Nella confusione su Riina e Di Matteo una domanda che è una proposta di Lirio Abbate che, lucido come sempre, invita a trovare soluzioni oltre alle “dimostrazioni”:
Ben venga tutto ciò. Ma se accanto a queste azioni pubbliche e mediatiche si operasse per neutralizzare (il termine va inteso come detenuto da isolare) Totò Riina, forse qualcosa in più si potrebbe ottenere. O evitare. Si sarebbe potuto iniziare, e questo va rivolto al Dap – e Alfano, Bindi e Cancellieri potrebbero sollecitarlo – applicando norme e regolamenti interni al carcere che avrebbero portato a rendere inerme il vecchio padrino di Corleone.
Sarebbe bastato che il Dipartimento per l’amministrazione penitenziaria, viste che le parole del boss possono aver provocato problemi interni al carcere, e non solo, a Riina si sarebbe potuto applicare un decreto in base all’articolo “14 bis” dell’ordinamento penitenziario che restringe ancor di più il carcere duro al quale è sottoposto in base al 41 bis.
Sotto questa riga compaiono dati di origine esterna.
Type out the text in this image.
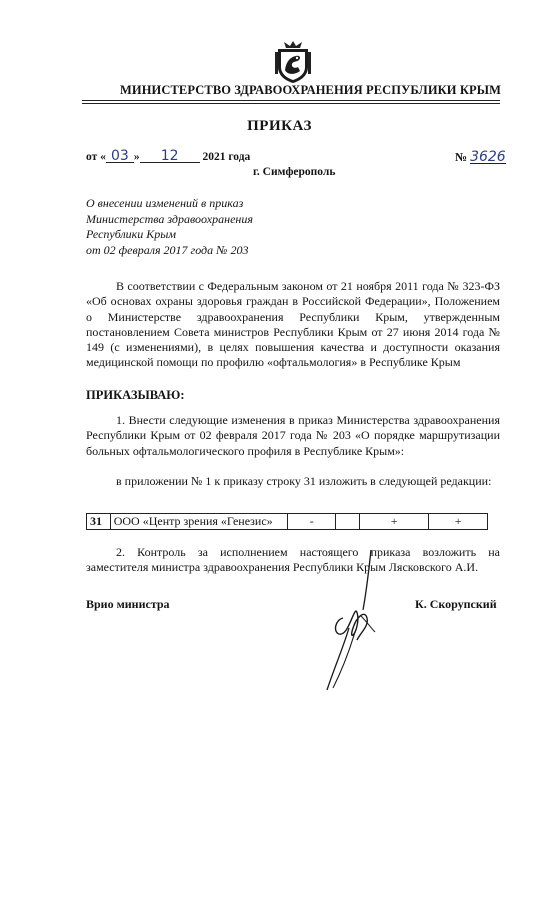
МИНИСТЕРСТВО ЗДРАВООХРАНЕНИЯ РЕСПУБЛИКИ КРЫМ
ПРИКАЗ
от « 03 » 12 2021 года	№ 3626
г. Симферополь
О внесении изменений в приказ
Министерства здравоохранения
Республики Крым
от 02 февраля 2017 года № 203
В соответствии с Федеральным законом от 21 ноября 2011 года № 323-ФЗ «Об основах охраны здоровья граждан в Российской Федерации», Положением о Министерстве здравоохранения Республики Крым, утвержденным постановлением Совета министров Республики Крым от 27 июня 2014 года № 149 (с изменениями), в целях повышения качества и доступности оказания медицинской помощи по профилю «офтальмология» в Республике Крым
ПРИКАЗЫВАЮ:
1. Внести следующие изменения в приказ Министерства здравоохранения Республики Крым от 02 февраля 2017 года № 203 «О порядке маршрутизации больных офтальмологического профиля в Республике Крым»:
в приложении № 1 к приказу строку 31 изложить в следующей редакции:
31	ООО «Центр зрения «Генезис»	-		+	+
2. Контроль за исполнением настоящего приказа возложить на заместителя министра здравоохранения Республики Крым Лясковского А.И.
Врио министра	К. Скорупский
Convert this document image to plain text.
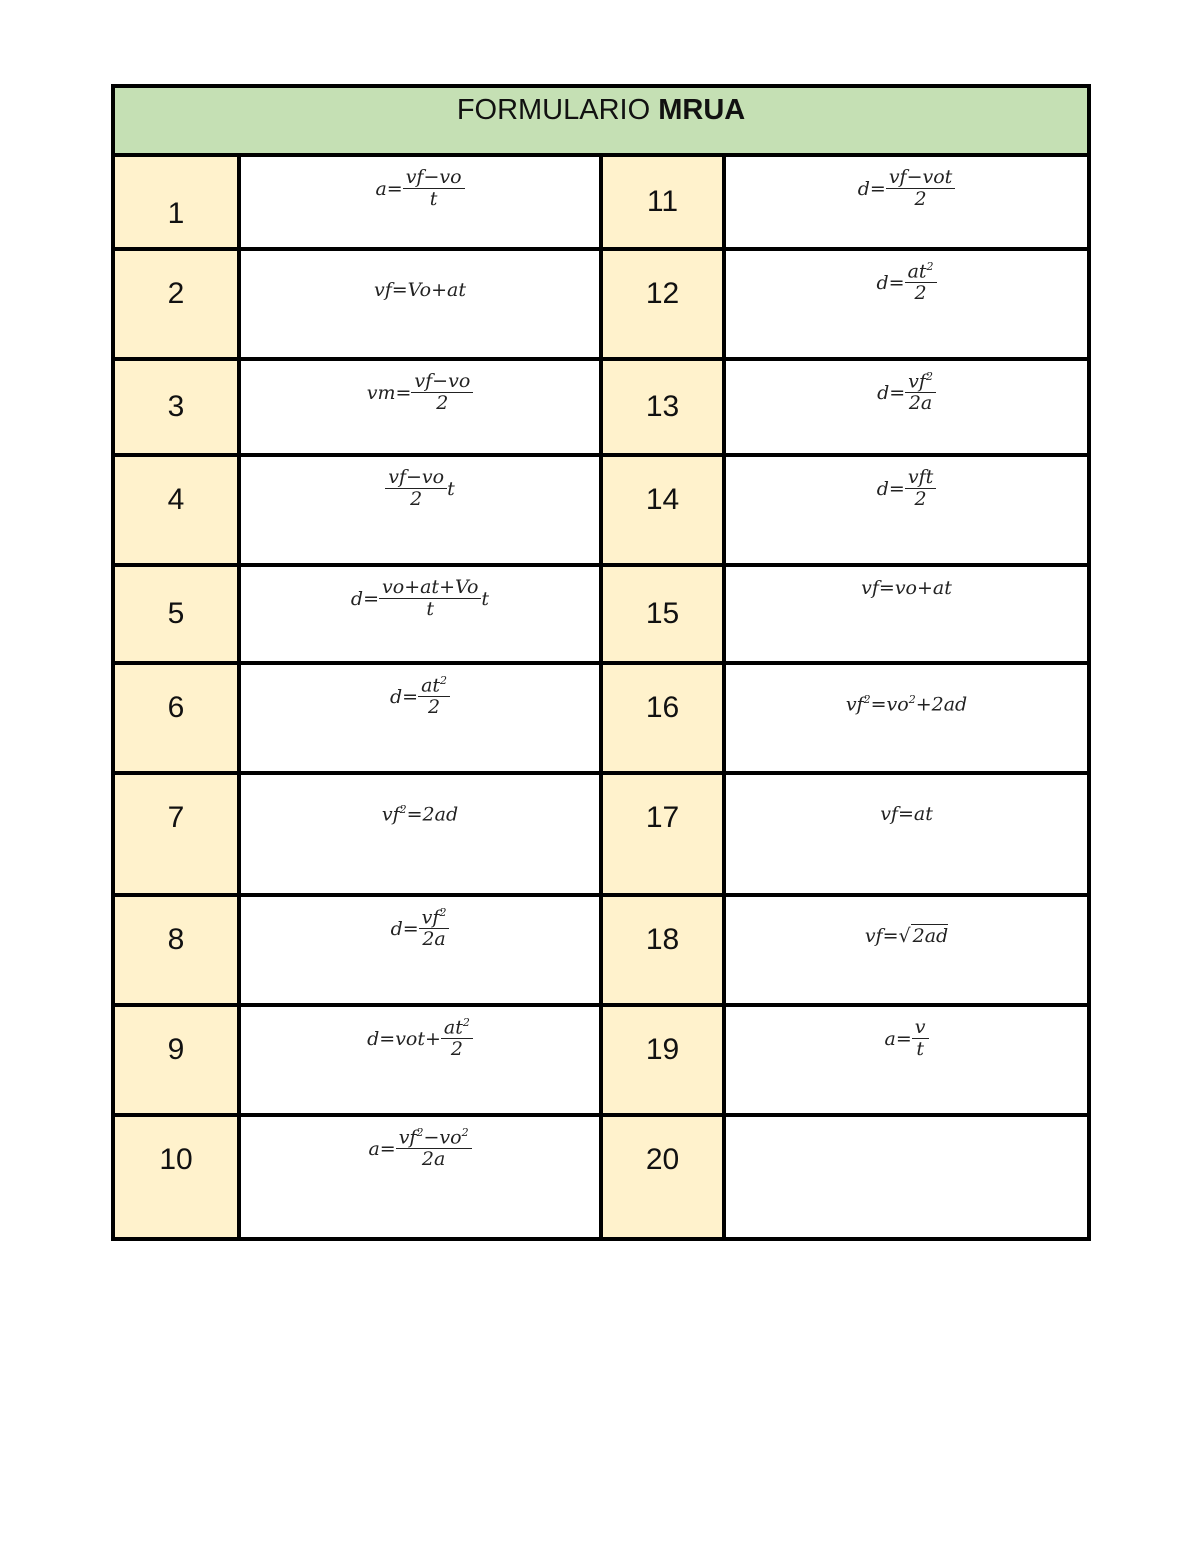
FORMULARIO MRUA			
1	$a= \frac{vf-vo}{t}$	11	$d= \frac{\text{vf−vot}}{2}$

2	vf=Vo+at	12	$d= \frac{at^2}{2}$

3	$vm= \frac{vf-vo}{2}$	13	$d= \frac{vf^2}{2a}$

4	$\frac{vf-vo}{2}$ t	14	$d= \frac{\text{vft}}{2}$

5	$d= \frac{vo+at+Vo}{t}$ t	15	vf=vo+at
6	$d= \frac{at^2}{2}$	16	$vf^2=vo^2+2ad$
7	$vf^2=2ad$	17	vf=at
8	$d= \frac{vf^2}{2a}$	18	vf=√ 2ad
9	$d=vot+ \frac{at^2}{2}$	19	$a= \frac{v}{t}$

10	$a= \frac{vf^2-vo^2}{2a}$	20	
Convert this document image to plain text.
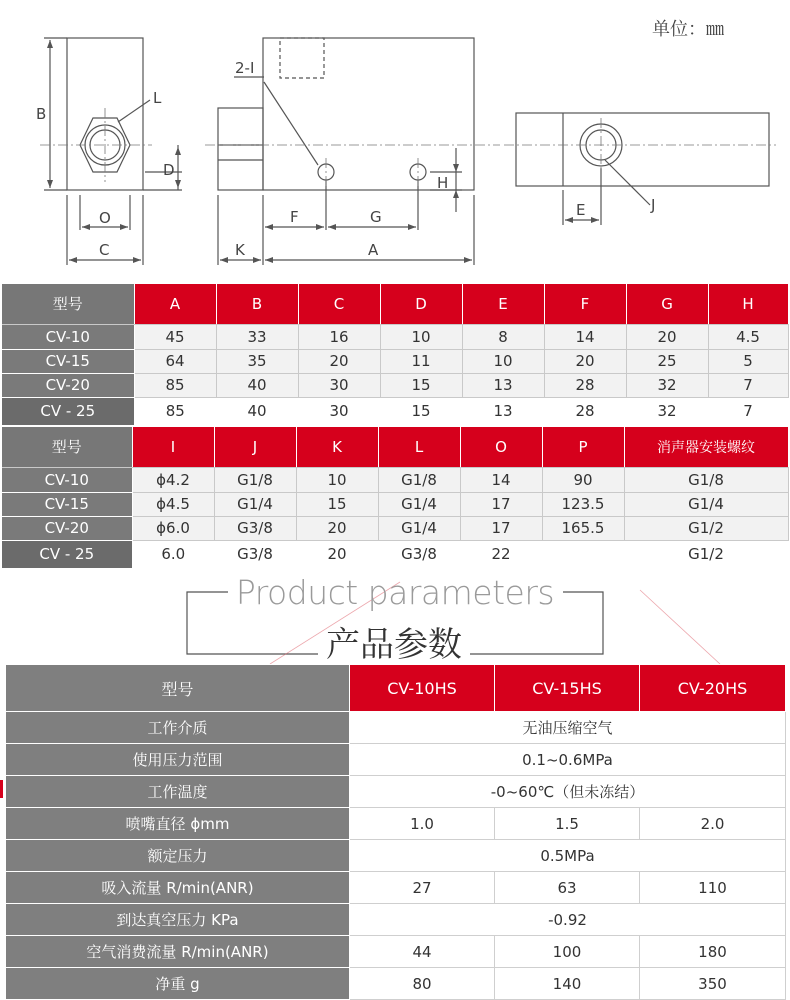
单位：㎜
B
L
D
O
C
2-I
H
F	G
K	A
E	J
型号	A	B	C	D	E	F	G	H
CV-10	45	33	16	10	8	14	20	4.5
CV-15	64	35	20	11	10	20	25	5
CV-20	85	40	30	15	13	28	32	7
CV - 25	85	40	30	15	13	28	32	7
型号	I	J	K	L	O	P	消声器安装螺纹
CV-10	ϕ4.2	G1/8	10	G1/8	14	90	G1/8
CV-15	ϕ4.5	G1/4	15	G1/4	17	123.5	G1/4
CV-20	ϕ6.0	G3/8	20	G1/4	17	165.5	G1/2
CV - 25	6.0	G3/8	20	G3/8	22		G1/2
Product parameters
产品参数
型号	CV-10HS	CV-15HS	CV-20HS
工作介质	无油压缩空气		
使用压力范围	0.1~0.6MPa		
工作温度	-0~60℃（但未冻结）		
喷嘴直径 ϕmm	1.0	1.5	2.0
额定压力	0.5MPa		
吸入流量 R/min(ANR)	27	63	110
到达真空压力 KPa	-0.92		
空气消费流量 R/min(ANR)	44	100	180
净重 g	80	140	350
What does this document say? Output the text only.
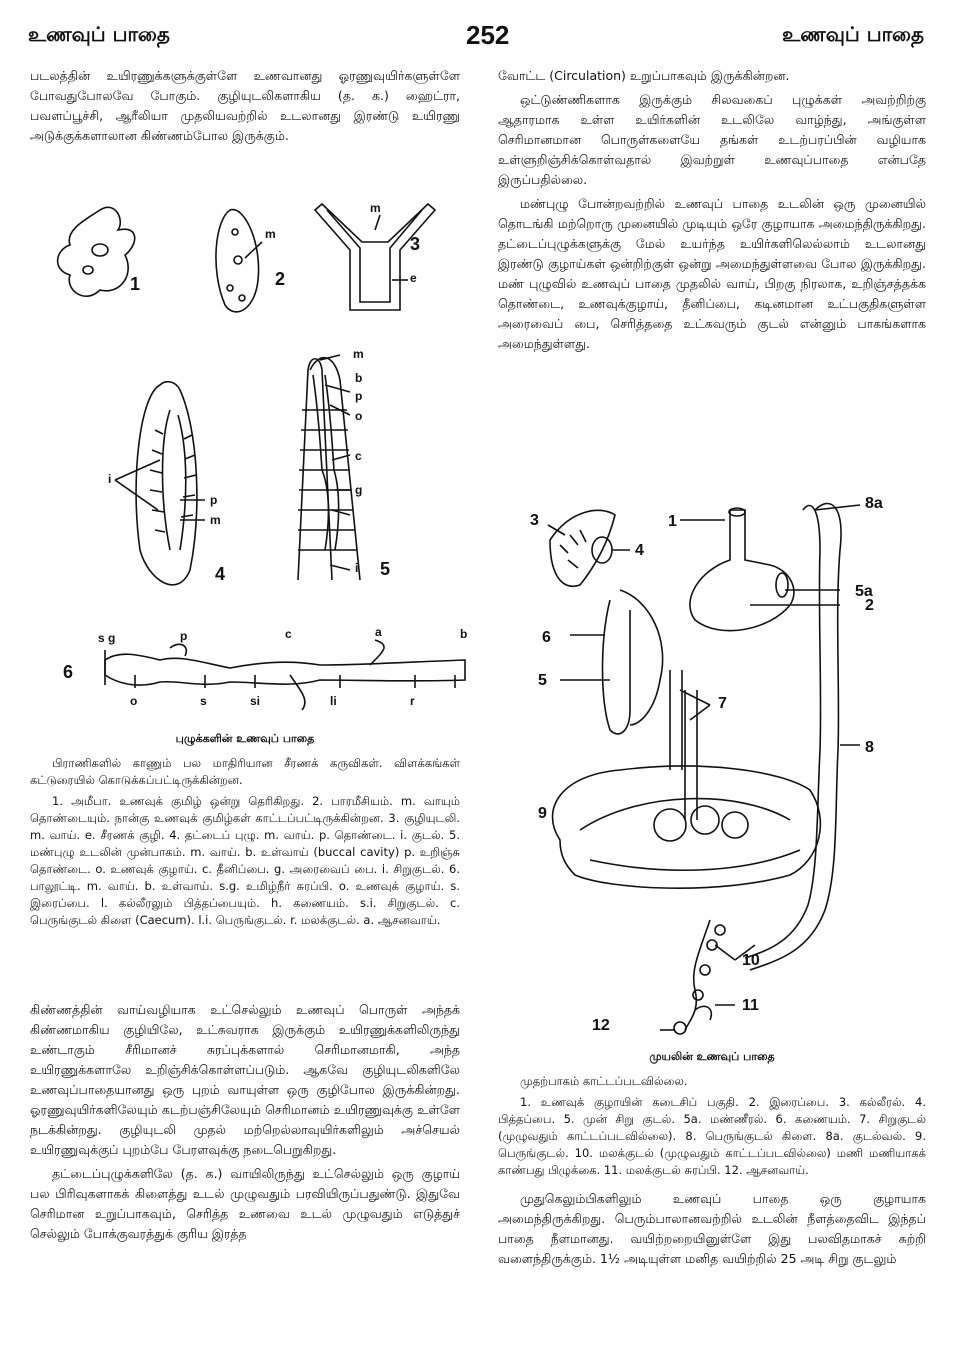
உணவுப் பாதை	252	உணவுப் பாதை

படலத்தின் உயிரணுக்களுக்குள்ளே உணவானது ஓரணுவுயிர்களுள்ளே போவதுபோலவே போகும். குழியுடலிகளாகிய (த. க.) ஹைட்ரா, பவளப்பூச்சி, ஆரீலியா முதலியவற்றில் உடலானது இரண்டு உயிரணு அடுக்குக்களாலான கிண்ணம்போல இருக்கும்.

1	2
3
4	5
6
m
e
m
b
p
o
c
g
i
p
m
i
m
s g	p	c	a	b
o	s	si	li	r
புழுக்களின் உணவுப் பாதை

பிராணிகளில் காணும் பல மாதிரியான சீரணக் கருவிகள். விளக்கங்கள் கட்டுரையில் கொடுக்கப்பட்டிருக்கின்றன.

1. அமீபா. உணவுக் குமிழ் ஒன்று தெரிகிறது. 2. பாரமீசியம். m. வாயும் தொண்டையும். நான்கு உணவுக் குமிழ்கள் காட்டப்பட்டிருக்கின்றன. 3. குழியுடலி. m. வாய். e. சீரணக் குழி. 4. தட்டைப் புழு. m. வாய். p. தொண்டை. i. குடல். 5. மண்புழு உடலின் முன்பாகம். m. வாய். b. உள்வாய் (buccal cavity) p. உறிஞ்சு தொண்டை. o. உணவுக் குழாய். c. தீனிப்பை. g. அரைவைப் பை. i. சிறுகுடல். 6. பாலூட்டி. m. வாய். b. உள்வாய். s.g. உமிழ்நீர் சுரப்பி. o. உணவுக் குழாய். s. இரைப்பை. l. கல்லீரலும் பித்தப்பையும். h. கணையம். s.i. சிறுகுடல். c. பெருங்குடல் கிளை (Caecum). l.i. பெருங்குடல். r. மலக்குடல். a. ஆசனவாய்.

கிண்ணத்தின் வாய்வழியாக உட்செல்லும் உணவுப் பொருள் அந்தக் கிண்ணமாகிய குழியிலே, உட்சுவராக இருக்கும் உயிரணுக்களிலிருந்து உண்டாகும் சீரிமானச் சுரப்புக்களால் செரிமானமாகி, அந்த உயிரணுக்களாலே உறிஞ்சிக்கொள்ளப்படும். ஆகவே குழியுடலிகளிலே உணவுப்பாதையானது ஒரு புறம் வாயுள்ள ஒரு குழிபோல இருக்கின்றது. ஓரணுவுயிர்களிலேயும் கடற்பஞ்சிலேயும் செரிமானம் உயிரணுவுக்கு உள்ளே நடக்கின்றது. குழியுடலி முதல் மற்றெல்லாவுயிர்களிலும் அச்செயல் உயிரணுவுக்குப் புறம்பே பேரளவுக்கு நடைபெறுகிறது.

தட்டைப்புழுக்களிலே (த. க.) வாயிலிருந்து உட்செல்லும் ஒரு குழாய் பல பிரிவுகளாகக் கிளைத்து உடல் முழுவதும் பரவியிருப்பதுண்டு. இதுவே செரிமான உறுப்பாகவும், செரித்த உணவை உடல் முழுவதும் எடுத்துச் செல்லும் போக்குவரத்துக் குரிய இரத்த

வோட்ட (Circulation) உறுப்பாகவும் இருக்கின்றன.

ஒட்டுண்ணிகளாக இருக்கும் சிலவகைப் புழுக்கள் அவற்றிற்கு ஆதாரமாக உள்ள உயிர்களின் உடலிலே வாழ்ந்து, அங்குள்ள செரிமானமான பொருள்களையே தங்கள் உடற்பரப்பின் வழியாக உள்ளுறிஞ்சிக்கொள்வதால் இவற்றுள் உணவுப்பாதை என்பதே இருப்பதில்லை.

மண்புழு போன்றவற்றில் உணவுப் பாதை உடலின் ஒரு முனையில் தொடங்கி மற்றொரு முனையில் முடியும் ஒரே குழாயாக அமைந்திருக்கிறது. தட்டைப்புழுக்களுக்கு மேல் உயர்ந்த உயிர்களிலெல்லாம் உடலானது இரண்டு குழாய்கள் ஒன்றிற்குள் ஒன்று அமைந்துள்ளவை போல இருக்கிறது. மண் புழுவில் உணவுப் பாதை முதலில் வாய், பிறகு நிரலாக, உறிஞ்சத்தக்க தொண்டை, உணவுக்குழாய், தீனிப்பை, கடினமான உட்பகுதிகளுள்ள அரைவைப் பை, செரித்ததை உட்கவரும் குடல் என்னும் பாகங்களாக அமைந்துள்ளது.

1
2
3
4
5a
5
6
7
8
8a
9
10
11
12
முயலின் உணவுப் பாதை

முதற்பாகம் காட்டப்படவில்லை.

1. உணவுக் குழாயின் கடைசிப் பகுதி. 2. இரைப்பை. 3. கல்லீரல். 4. பித்தப்பை. 5. முன் சிறு குடல். 5a. மண்ணீரல். 6. கணையம். 7. சிறுகுடல் (முழுவதும் காட்டப்படவில்லை). 8. பெருங்குடல் கிளை. 8a. குடல்வல். 9. பெருங்குடல். 10. மலக்குடல் (முழுவதும் காட்டப்படவில்லை) மணி மணியாகக் காண்பது பிழுக்கை. 11. மலக்குடல் சுரப்பி. 12. ஆசனவாய்.

முதுகெலும்பிகளிலும் உணவுப் பாதை ஒரு குழாயாக அமைந்திருக்கிறது. பெரும்பாலானவற்றில் உடலின் நீளத்தைவிட இந்தப் பாதை நீளமானது. வயிற்றறையினுள்ளே இது பலவிதமாகச் சுற்றி வளைந்திருக்கும். 1½ அடியுள்ள மனித வயிற்றில் 25 அடி சிறு குடலும்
Basta questo per mettere in isolamento il capo dei capi per sei mesi. La procura di Palermo l’ha proposto ma per il Dap, in base agli elementi che la direzione del dipartimento dice di aver raccolto, non può essere applicato a Riina.
Ma come, il padrino dal carcere pensa ad una strage, la comunica a un detenuto, che dovrebbe farla arrivare all’esterno, qui i comitati per l’ordine e la sicurezza pubblica fanno alzare il massimo livello di allerta e di protezione perché dicono che il pericolo è imminente tanto da proporre al pm Di Matteo di viaggiare su un carro blindato, e invece i magistrati in servizio al Dap stanno tranquilli, dicono che il 14 bis non si può applicare a chi vuole provocare – dal carcere – questo pericolo per l’ordine pubblico?
In passato il 14 bis è stato applicato a Leoluca Bagarella (dopo che ha minacciato l’autore di questo articolo durante un’udienza di un processo in cui il boss era imputato) e a Bernardo Provenzano. Isolamento per sei mesi, niente tv e giornali. Quando i difensori di Bagarella impugnarono il decreto davanti ai giudici del tribunale di sorveglianza di Bologna, questi lo hanno rigettarono sottolinenando che: «Data la particolare situazione di apparente movimento ai vertici di Cosa nostra e di cui Bagarella potrebbe ancor far parte, non appare irragionevole la scelta del Dap».